Farmers and growers need to rattle their dags for this year’s Ballance Farm Environment Awards (BFEA), with entries closing on October 31.
The Carvers farm Holmleigh, a 515ha family property at Ohangai, east of Hawera. They combine dairy and drystock farming on the flat-to-steep property.
They also won the Ballance Agri-Nutrients Soil Management Award, Beef + Lamb New Zealand Livestock Award, Waterforce Integrated Management Award, Taranaki Regional Council Sustainability Award and the Hill Laboratories Harvest Award.
With an eye on the long-term viability of their farming business and the environment, Carvers have a sheep and beef breeding and finishing unit and the 95ha dairy platform they developed to start milking in the 2014-15 season.
They milked 260 cows at the peak of this season. About 4500 drystock units are wintered -- 50:50 sheep and beef.
The award judges describe Holmleigh as a tidy, functional farm based on well-designed and executed environmental planning for long-term sustainability of the land. Carvers’ impressive system gives huge flexibility while helping to ensure a sustainable business, the judges say.
Carvers are proud of the farm’s progress.
“The farm has been re-grassed extensively, there is new water reticulation to most paddocks, access tracks and laneways have been created, fences have been improved and some areas vulnerable to erosion and weed infestation have been retired and planted.”
Tyler Judd has been dairy manager since 2014, starting in the spring in a new 40-bail rotary cowshed. Next season Judd and his wife Rachel will start contract milking on the property. From the outset Peter Carver has worked as an extra labour unit and regularly milks to cover Judd’s time off.

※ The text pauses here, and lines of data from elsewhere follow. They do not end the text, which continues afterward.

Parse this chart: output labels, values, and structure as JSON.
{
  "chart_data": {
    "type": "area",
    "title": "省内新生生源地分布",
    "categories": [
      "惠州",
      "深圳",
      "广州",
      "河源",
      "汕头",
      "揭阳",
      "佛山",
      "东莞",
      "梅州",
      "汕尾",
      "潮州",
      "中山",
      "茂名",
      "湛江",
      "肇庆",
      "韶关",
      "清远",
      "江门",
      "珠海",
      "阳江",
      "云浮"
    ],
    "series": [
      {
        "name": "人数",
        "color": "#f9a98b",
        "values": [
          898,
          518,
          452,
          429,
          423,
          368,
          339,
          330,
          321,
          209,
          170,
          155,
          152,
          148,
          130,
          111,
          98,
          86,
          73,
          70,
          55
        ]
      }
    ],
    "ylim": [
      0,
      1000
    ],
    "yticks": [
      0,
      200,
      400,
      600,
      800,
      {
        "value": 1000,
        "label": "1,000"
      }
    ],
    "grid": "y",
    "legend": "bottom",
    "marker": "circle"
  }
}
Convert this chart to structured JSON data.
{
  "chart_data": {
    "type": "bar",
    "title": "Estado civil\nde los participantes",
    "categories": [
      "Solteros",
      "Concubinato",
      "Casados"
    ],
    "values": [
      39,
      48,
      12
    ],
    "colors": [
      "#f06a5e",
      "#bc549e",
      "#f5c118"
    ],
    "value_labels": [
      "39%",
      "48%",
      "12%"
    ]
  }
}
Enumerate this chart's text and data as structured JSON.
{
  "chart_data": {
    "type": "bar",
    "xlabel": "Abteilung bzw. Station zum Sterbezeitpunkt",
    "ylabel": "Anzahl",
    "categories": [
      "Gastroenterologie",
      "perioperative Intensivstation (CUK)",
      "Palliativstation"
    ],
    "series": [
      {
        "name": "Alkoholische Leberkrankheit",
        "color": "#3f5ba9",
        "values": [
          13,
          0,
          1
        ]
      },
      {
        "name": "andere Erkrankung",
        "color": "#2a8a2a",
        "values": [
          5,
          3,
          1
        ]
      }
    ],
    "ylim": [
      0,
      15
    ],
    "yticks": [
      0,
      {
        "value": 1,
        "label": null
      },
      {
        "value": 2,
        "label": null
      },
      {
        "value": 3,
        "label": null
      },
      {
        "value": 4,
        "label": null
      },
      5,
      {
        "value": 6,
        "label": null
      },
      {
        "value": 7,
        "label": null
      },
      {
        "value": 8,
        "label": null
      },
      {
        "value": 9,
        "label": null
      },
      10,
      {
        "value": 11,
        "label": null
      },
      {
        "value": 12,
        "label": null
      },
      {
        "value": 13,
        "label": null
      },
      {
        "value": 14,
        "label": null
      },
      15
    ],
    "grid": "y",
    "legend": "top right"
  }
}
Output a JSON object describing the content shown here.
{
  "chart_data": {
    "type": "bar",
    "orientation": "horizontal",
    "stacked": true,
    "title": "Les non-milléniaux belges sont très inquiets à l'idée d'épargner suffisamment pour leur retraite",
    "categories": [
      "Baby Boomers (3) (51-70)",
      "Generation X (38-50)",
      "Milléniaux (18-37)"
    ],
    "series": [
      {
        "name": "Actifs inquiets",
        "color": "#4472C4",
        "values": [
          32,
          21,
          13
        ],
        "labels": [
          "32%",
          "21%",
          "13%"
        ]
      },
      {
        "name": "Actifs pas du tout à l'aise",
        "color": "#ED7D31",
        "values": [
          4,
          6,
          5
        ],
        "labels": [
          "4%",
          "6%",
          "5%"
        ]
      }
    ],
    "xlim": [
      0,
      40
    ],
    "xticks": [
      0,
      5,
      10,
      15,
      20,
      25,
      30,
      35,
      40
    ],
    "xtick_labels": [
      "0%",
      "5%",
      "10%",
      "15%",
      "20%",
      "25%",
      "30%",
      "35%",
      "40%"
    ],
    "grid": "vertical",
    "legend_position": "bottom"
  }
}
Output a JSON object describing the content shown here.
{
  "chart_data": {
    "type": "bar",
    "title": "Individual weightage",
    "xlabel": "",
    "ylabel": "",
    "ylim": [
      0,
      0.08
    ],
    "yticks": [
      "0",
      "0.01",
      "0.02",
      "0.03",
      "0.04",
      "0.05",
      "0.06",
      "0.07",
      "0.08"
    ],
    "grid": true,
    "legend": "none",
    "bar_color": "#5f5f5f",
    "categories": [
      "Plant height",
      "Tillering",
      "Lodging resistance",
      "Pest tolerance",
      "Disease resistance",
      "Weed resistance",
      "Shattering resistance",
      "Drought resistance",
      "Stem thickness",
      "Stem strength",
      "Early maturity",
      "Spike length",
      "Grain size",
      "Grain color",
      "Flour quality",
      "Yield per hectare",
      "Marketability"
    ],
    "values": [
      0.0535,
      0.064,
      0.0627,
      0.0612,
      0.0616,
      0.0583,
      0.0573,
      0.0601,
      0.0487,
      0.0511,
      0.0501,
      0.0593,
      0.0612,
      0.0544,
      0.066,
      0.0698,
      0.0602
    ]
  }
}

Production has risen steadily on the system 1-2 dairy unit. This year they are on track for 125,000kgMS (480kg/cow). There is 8ha of chicory and 2ha of turnip plus grass cut for silage on the milking platform. Also, 5.5ha of maize is grown on the drystock area of the farm. The cows are all wintered on the dairy platform.
During the conversion the Carvers installed larger-than-required infrastructure such as effluent and milk storage.
“The land in dairy is a good size. We could convert more but don’t plan to in the near future as we still want to be able to finish the stock we breed.”
Romney ewes are run in two mobs. Early weaning ensures ewes retain condition and can go on their own pasture rotation for the summer and into tupping. Finishing weight for the lambs averages 18.5kg. There are 50 Angus breeding cows with Angus bulls used for both the beef and young- and late-cycling dairy cows.
All progeny are finished and some bulls are sold for dairy service. All dairy calves are reared.
Peter Carver graduated with a Diploma in Farm Management from Lincoln University. He tracks his environmental and soil awareness back to that study time. Carvers are strong advocates for no tillage and use a Cross Slot drill for most of their cropping.
“The one pass system is efficient and we see it as important to keep the soil structure intact,” Carver says.
Soil is tested before crops go in and nutrients are broadcast and direct drilled at planting. Soil protection is a primary consideration for them in grazing management. “We have a high rainfall so we have to be careful, especially with cattle on the hills in winter.”
The Carvers are progressively retiring erosion prone land. Working with the Taranaki Regional Council Waitotara Stress Scheme they have planted 25ha of pines and 5ha of redwood in woodlots. The planting of poplar for erosion mitigation and stock shelter is ongoing.
There are many natural springs in the farm’s hills. The largest one has been fenced and runs two water rams that form part of the reticulated stock water system with troughs in every paddock.
Peter’s parents Gerald and Faye bought the original 390ha of Holmleigh – including 142ha of West Coast lease – in 1990. Peter and Nicola returned from managing a bull and dairy grazing unit in Waikato in 2002 and the Carver family partnership added a 125ha farm adjoining Holmleigh in 2004.
Peter and Nicola have three daughters: Emma (15), Abby (13) and Jodi (11). Nicola manages the farm books and teaches at a high school in Stratford.
Gerald is still active on the farm and shares his passion for horses with his three granddaughters.